“A maior parte do povo, presumo eu, ainda tem em mente, a imagem de uma América como a terra por excelência da formação universitária, única pelo seu contexto de oferta de ensino superior susceptível de servir grande parte da população. Esta ideia costumava, no passado, corresponder à realidade. Mas nos dias de hoje, os jovens norte-americanos que concluem um grau de ensino superior são em número significativamente menor, que aqueles que completam o mesmo tipo de percurso académico em muitos outros países. Na realidade, dispomos de uma taxa percentual de licenciados ligeiramente abaixo da taxa homóloga em vigor em todas as outras economias mais desenvolvidas”.
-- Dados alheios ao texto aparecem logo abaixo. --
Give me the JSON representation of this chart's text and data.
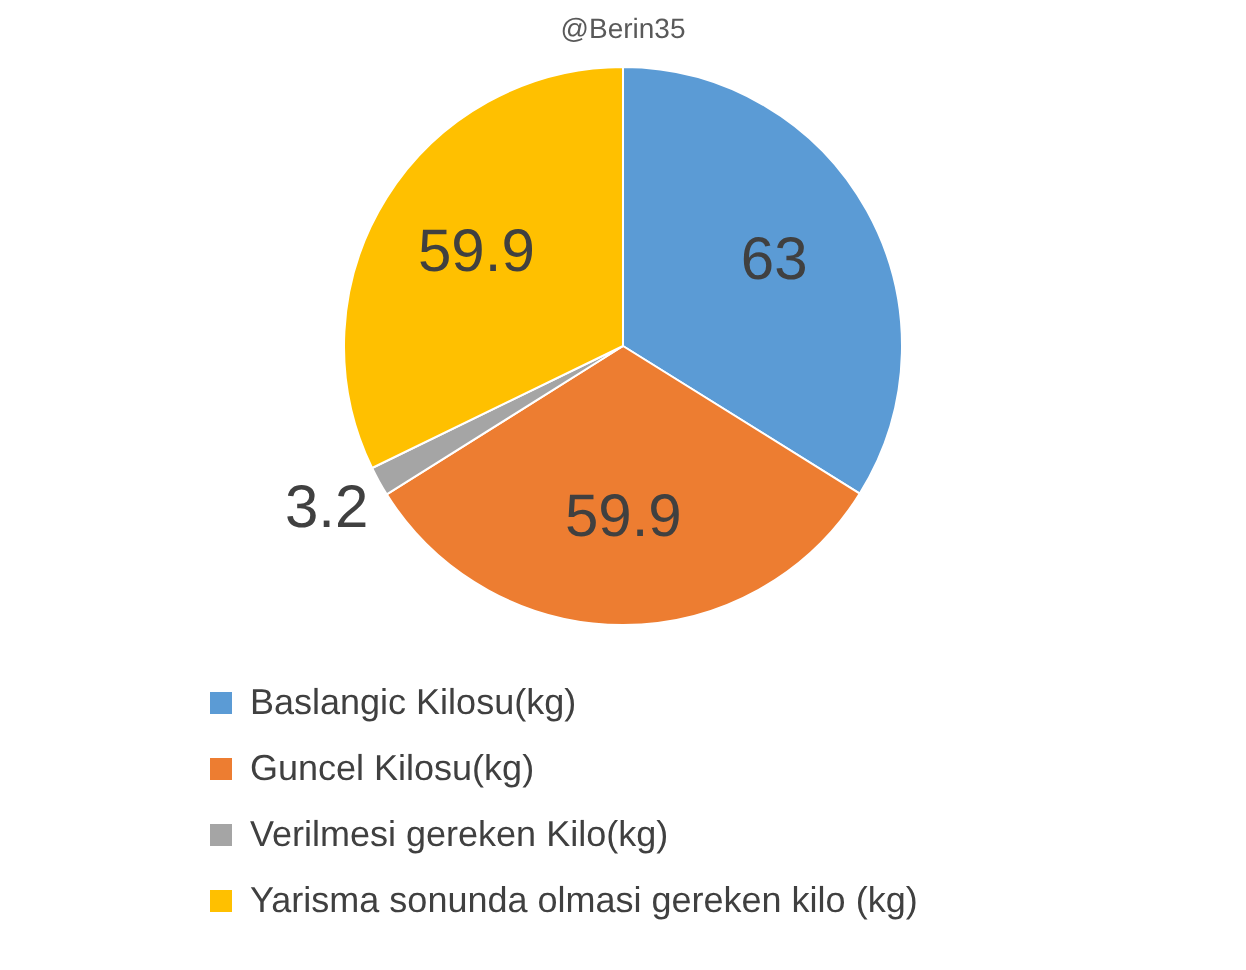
{
  "chart_data": {
    "type": "pie",
    "title": "@Berin35",
    "categories": [
      "Baslangic Kilosu(kg)",
      "Guncel Kilosu(kg)",
      "Verilmesi gereken Kilo(kg)",
      "Yarisma sonunda olmasi gereken kilo (kg)"
    ],
    "values": [
      63,
      59.9,
      3.2,
      59.9
    ],
    "colors": [
      "#5b9bd5",
      "#ed7d31",
      "#a5a5a5",
      "#ffc000"
    ],
    "data_labels": true,
    "legend": "bottom"
  }
}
Se se tivesse de explicar o sucesso económico norte-americano através
de uma única palavra, essa palavra seria «ensino». No século XIX, os
EUA assumiram a orientação do ensino básico universal. Depois, ao passo
que as outras nações se acomodavam, a «revolução na escola secundária»
no início do século XX elevou-nos até um grau de exigência
completamente diferente. E nos anos posteriores à segunda guerra
mundial, os EUA consagraram-se na liderança no ensino de nível superior.
Mas tudo isso passava-se, então. A melhoria do ensino norte-americano provinha, incontestavelmente, da melhoria do ensino público – e, a verdade é que ao longo dos últimos trinta anos, as opções políticas têm vindo a ser contaminadas pela ideia peregrina de que qualquer investimento público constitui um desperdício dos dólares dos contribuintes. O ensino, sendo um dos sectores que mais contribuem no orçamento da despesa pública, disso se ressentiu.
Até hoje em dia, os resultados desta negligência com o ensino, têm piorado gradualmente – este é um lento despertar para a erosão da posição dominante estadunidense. Mas a situação está prestes a agravar-se dramaticamente, à medida que a crise económica – com as consequências do exagero ao nível da política de responsabilidade fiscal de Washington que prevê o cuidado excessivo com as pequenas importâncias de dinheiro em contraste com a negligência no que diz respeito às grandes fortunas – obriga a drásticos e sucessivos cortes no ensino.
Sobre essa mesma erosão dir-se-á que tem havido uma onda de vagas sobre ameaças ao predomínio das universidades norte-americanas de elite. Na mesma sequência desse tipo de denúncias, pelo menos a julgar por aquilo de que me consigo aperceber, tem-se referido o nosso declínio relativo à liderança nas iniciativas pioneiras. Os EUA que costumavam estar na frente no que diz respeito ao ensino dos seus jovens, têm, gradualmente, sido ultrapassados por outras das nações mais desenvolvidas.
A maior parte do povo, presumo eu, ainda tem em mente, a imagem de uma América como a terra por excelência da formação universitária, única pelo seu contexto de oferta de ensino superior susceptível de servir grande parte da população. Esta ideia costumava, no passado, corresponder à realidade. Mas nos dias de hoje, os jovens norte-americanos que concluem um grau de ensino superior são em número significativamente menor, que aqueles que completam o mesmo tipo de percurso académico em muitos outros países. Na realidade, dispomos de uma taxa percentual de licenciados ligeiramente abaixo da taxa homóloga em vigor em todas as outras economias mais desenvolvidas.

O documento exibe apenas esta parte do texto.